The most dangerous drivers on the road are those who have been drinking.
Well, them and anybody with a CY licence plate – madness.
With the personal and private use of marijuana decriminalised, questions have been asked about the legalities of driving after smoking.
You can read up on that here, but that’s not what a recent study conducted by researchers from McLean Hospital in Boston was testing.
Rather, the study looked at how heavy marijuana users were more dangerous than non-smoking drivers, even when they weren’t high.
NBC News reports:
The bad driving appears to be isolated to those who started using pot before age 16, researchers reported…The theory is that early marijuana use changes the brain, leaving people more impulsive and more apt to make rash decisions.
In the new study, which tested participants in a driving simulator, researchers…found that sober cannabis users who started using the drug in their teens had more accidents, drove at higher speeds and cruised through more red lights compared to people who had never used marijuana…
For the study, researchers tested 28 heavy-use smokers and 17 non-users, with an average age of 23 across the 45 participants.
In order to ensure honesty, study participants had to provide urine samples, which were tested for drugs, including cannabis
More on the results:
During the driving test, cannabis users were more likely than non-users to speed, hit a pedestrian, cross the center line, miss stop signs and cruise through red lights. The cannabis users were also more likely to score high in impulse behavior…
[Researchers] found that the bad driving was almost exclusively limited to people who had started in their teens and that the young starters were also more impulsive.

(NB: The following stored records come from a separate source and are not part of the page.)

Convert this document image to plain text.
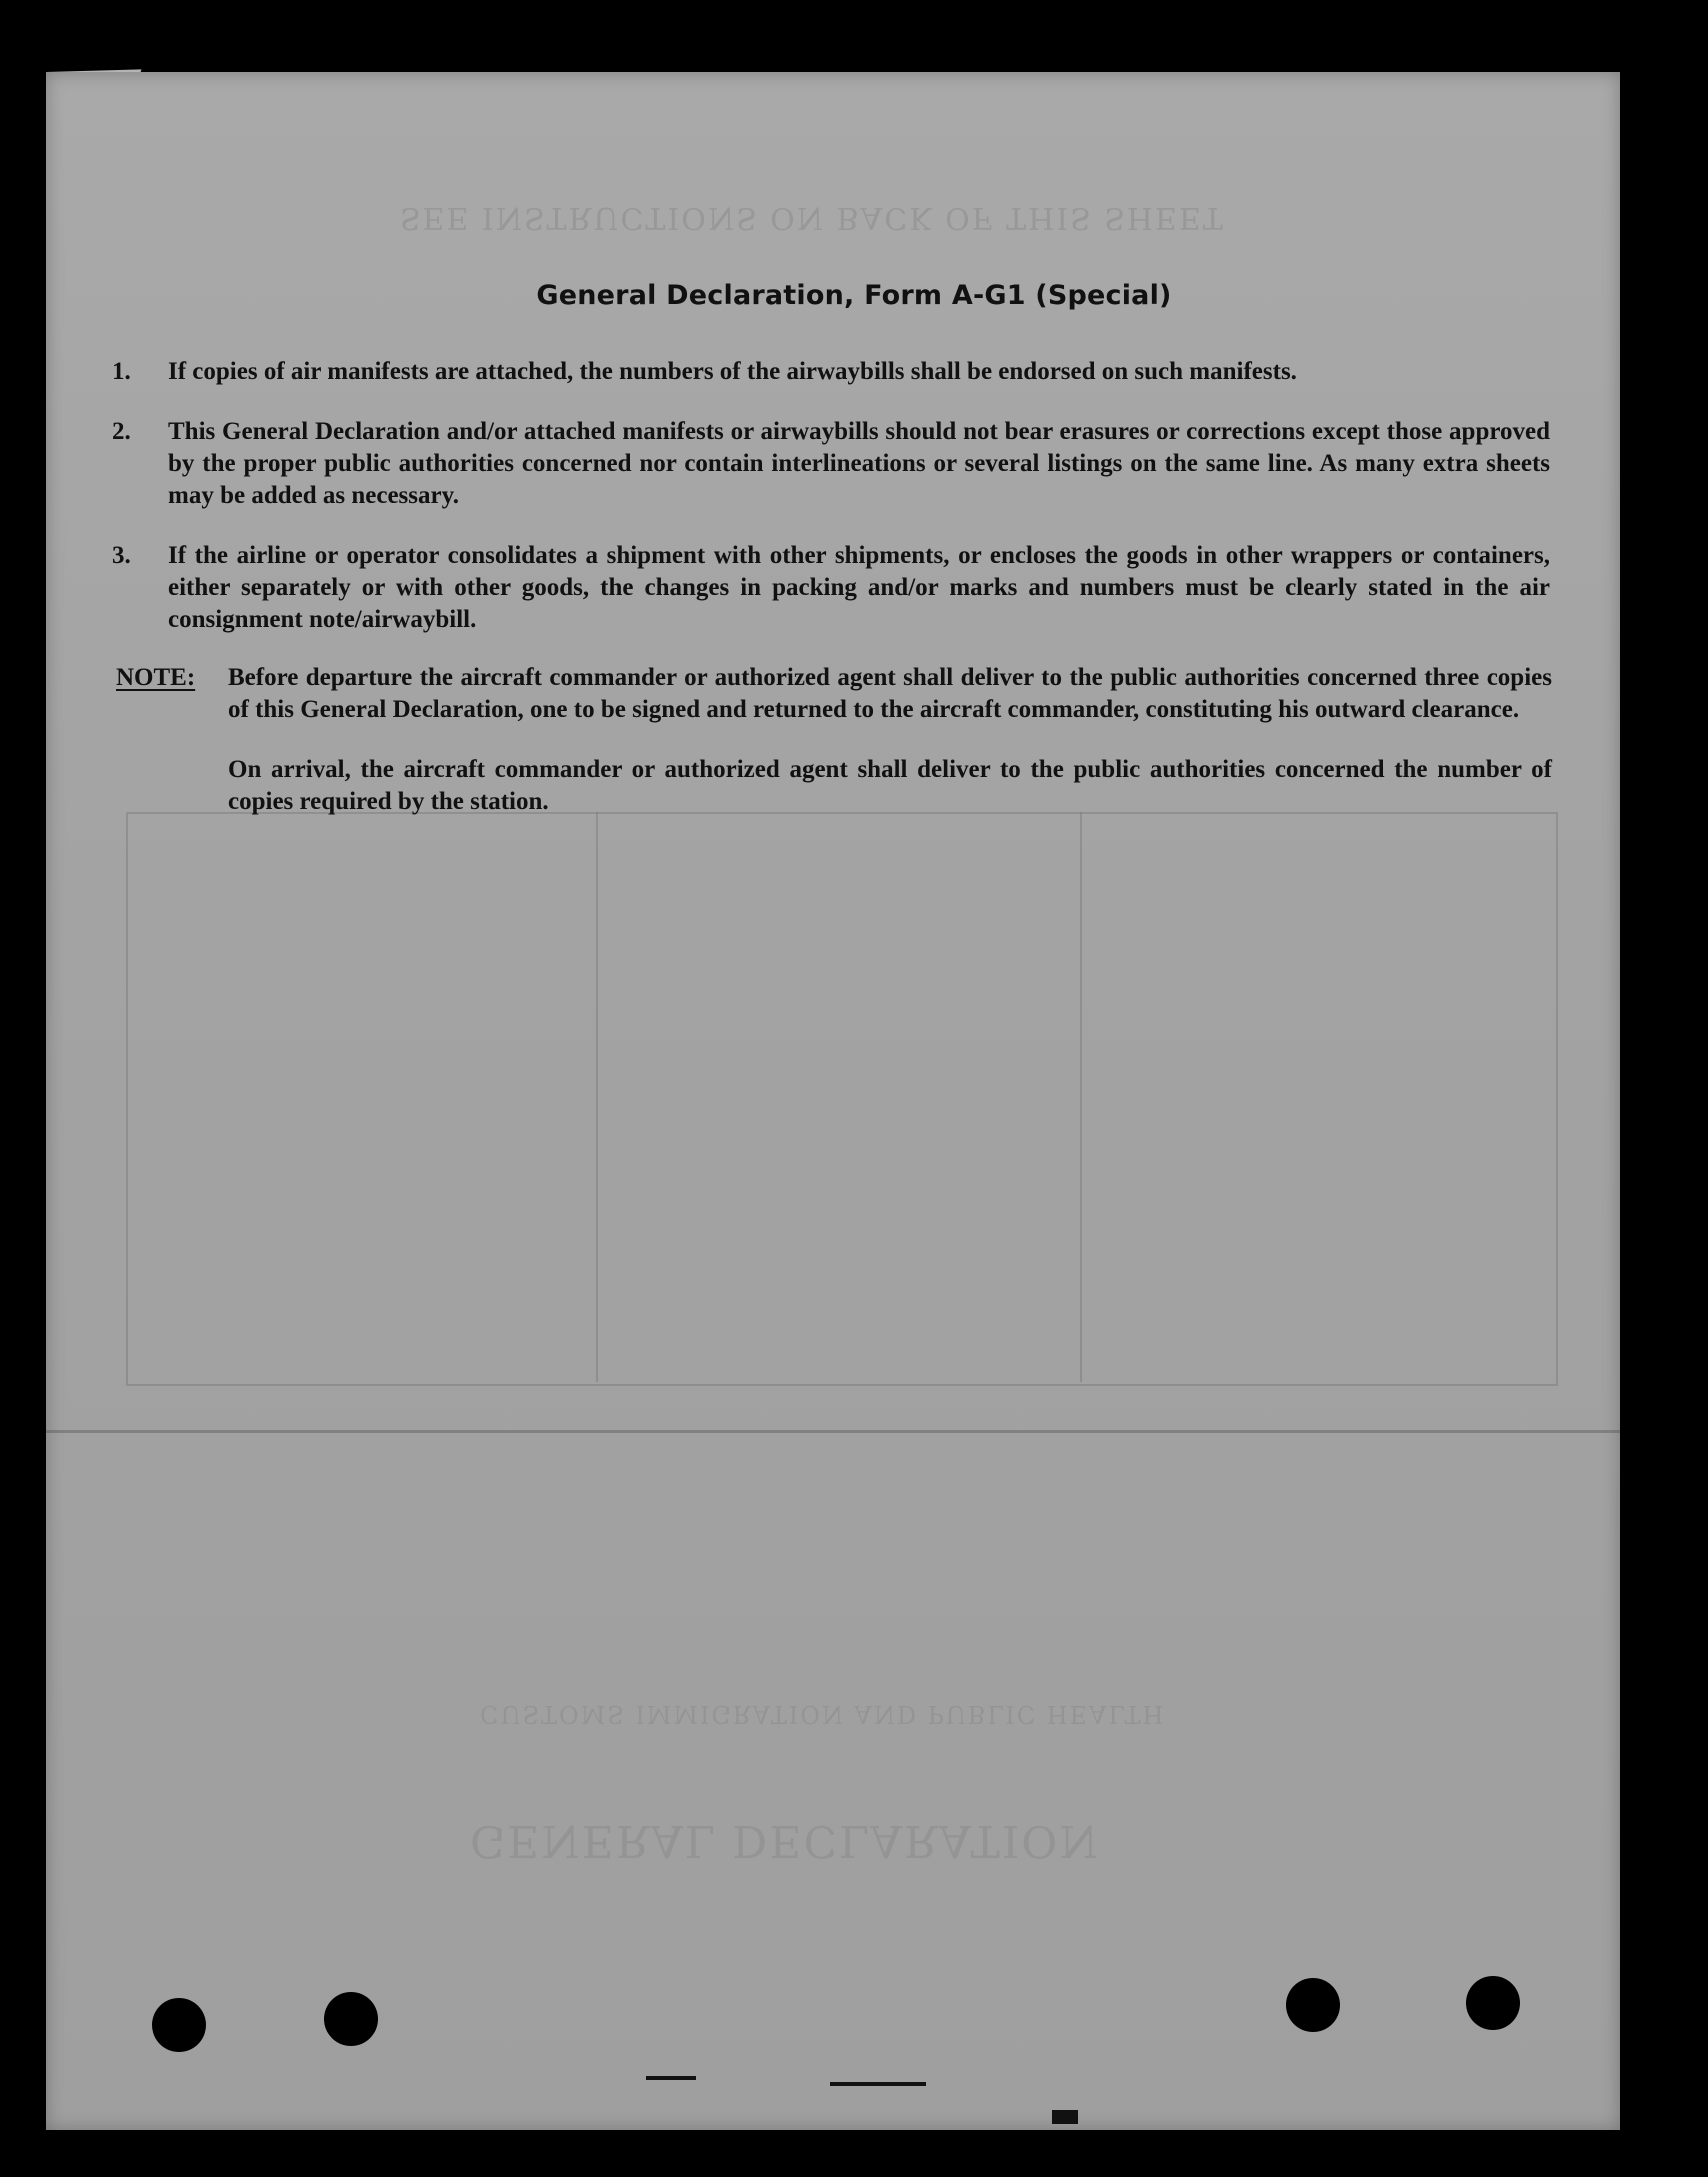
GENERAL DECLARATION
CUSTOMS IMMIGRATION AND PUBLIC HEALTH
SEE INSTRUCTIONS ON BACK OF THIS SHEET
General Declaration, Form A-G1 (Special)
1.	If copies of air manifests are attached, the numbers of the airwaybills shall be endorsed on such manifests.
2.	This General Declaration and/or attached manifests or airwaybills should not bear erasures or corrections except those approved by the proper public authorities concerned nor contain interlineations or several listings on the same line. As many extra sheets may be added as necessary.
3.	If the airline or operator consolidates a shipment with other shipments, or encloses the goods in other wrappers or containers, either separately or with other goods, the changes in packing and/or marks and numbers must be clearly stated in the air consignment note/airwaybill.
NOTE: Before departure the aircraft commander or authorized agent shall deliver to the public authorities concerned three copies of this General Declaration, one to be signed and returned to the aircraft commander, constituting his outward clearance.
On arrival, the aircraft commander or authorized agent shall deliver to the public authorities concerned the number of copies required by the station.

One important caveat is that the study cannot show whether or not those who started smoking early on were already impulsive, which may be the case.

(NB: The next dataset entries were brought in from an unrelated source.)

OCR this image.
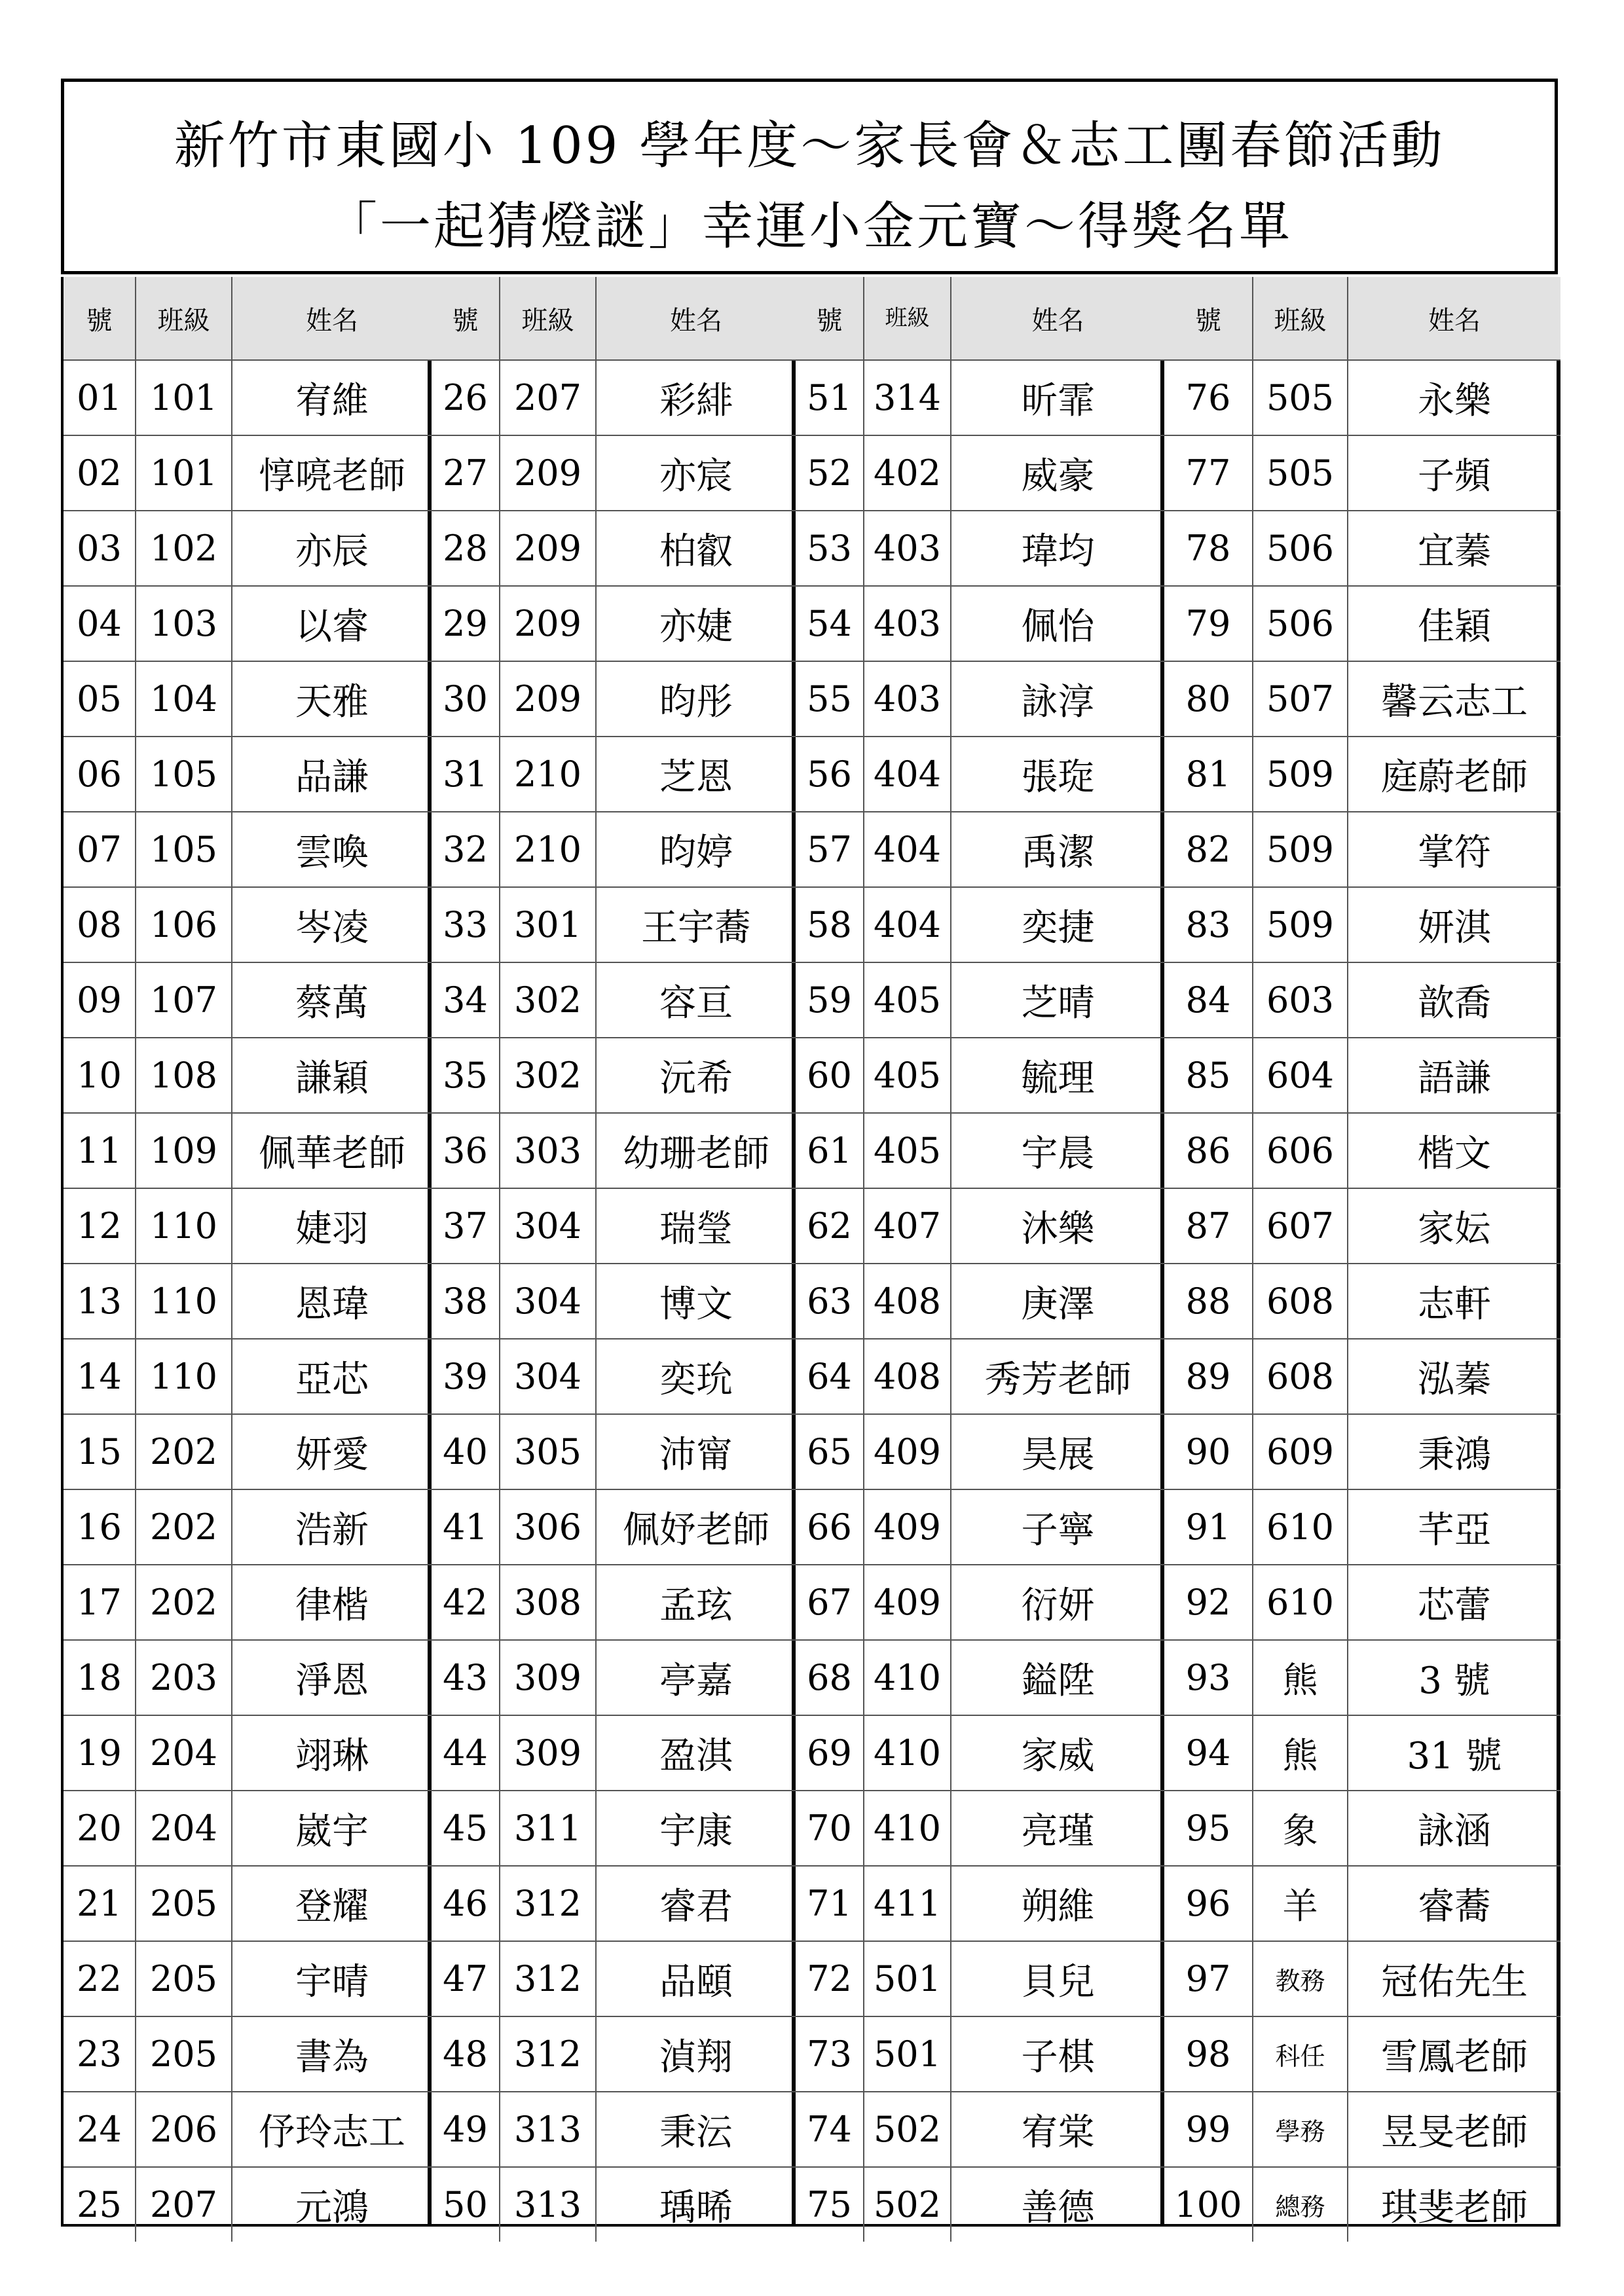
新竹市東國小 109 學年度～家長會＆志工團春節活動
「一起猜燈謎」幸運小金元寶～得獎名單
號	班級	姓名
01	101	宥維
02	101	惇喨老師
03	102	亦辰
04	103	以睿
05	104	天雅
06	105	品謙
07	105	雲喚
08	106	岑凌
09	107	蔡萬
10	108	謙穎
11	109	佩華老師
12	110	婕羽
13	110	恩瑋
14	110	亞芯
15	202	妍愛
16	202	浩新
17	202	律楷
18	203	淨恩
19	204	翊琳
20	204	崴宇
21	205	登耀
22	205	宇晴
23	205	書為
24	206	伃玲志工
25	207	元鴻
號	班級	姓名
26	207	彩緋
27	209	亦宸
28	209	柏叡
29	209	亦婕
30	209	昀彤
31	210	芝恩
32	210	昀婷
33	301	王宇蕎
34	302	容亘
35	302	沅希
36	303	幼珊老師
37	304	瑞瑩
38	304	博文
39	304	奕玧
40	305	沛甯
41	306	佩妤老師
42	308	孟玹
43	309	亭嘉
44	309	盈淇
45	311	宇康
46	312	睿君
47	312	品頤
48	312	湞翔
49	313	秉沄
50	313	瑀晞
號	班級	姓名
51	314	昕霏
52	402	威豪
53	403	瑋均
54	403	佩怡
55	403	詠淳
56	404	張琁
57	404	禹潔
58	404	奕捷
59	405	芝晴
60	405	毓理
61	405	宇晨
62	407	沐樂
63	408	庚澤
64	408	秀芳老師
65	409	昊展
66	409	子寧
67	409	衍妍
68	410	鎰陞
69	410	家威
70	410	亮瑾
71	411	朔維
72	501	貝兒
73	501	子棋
74	502	宥棠
75	502	善德
號	班級	姓名
76	505	永樂
77	505	子頻
78	506	宜蓁
79	506	佳穎
80	507	馨云志工
81	509	庭蔚老師
82	509	掌符
83	509	妍淇
84	603	歆喬
85	604	語謙
86	606	楷文
87	607	家妘
88	608	志軒
89	608	泓蓁
90	609	秉鴻
91	610	芊亞
92	610	芯蕾
93	熊	3 號
94	熊	31 號
95	象	詠涵
96	羊	睿蕎
97	教務	冠佑先生
98	科任	雪鳳老師
99	學務	昱旻老師
100	總務	琪斐老師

Researchers added that they “don’t fully understand the health impacts of heavy frequent cannabis use”.
For some local context, TimesLIVE spoke with Layton Beard of the Automobile Association of SA:
“We haven’t done any such studies … but anything that is going to impair your ability to function 100% on the task of driving is something that really concerns us.
“If you have taken a drug and you go into a roadblock, how are the authorities going to determine that you’re not capable of driving?
“We have no issue against anything that is legal, and if people want to use it, it is their right to do so, but a huge concern is how it impacts on people’s driving abilities,” said Beard.
Ultimately, we all just want our roads to be safer for everyone who uses them.
Smoke responsibly, drive responsibly, and if you’re drinking, don’t get behind the wheel. Simple.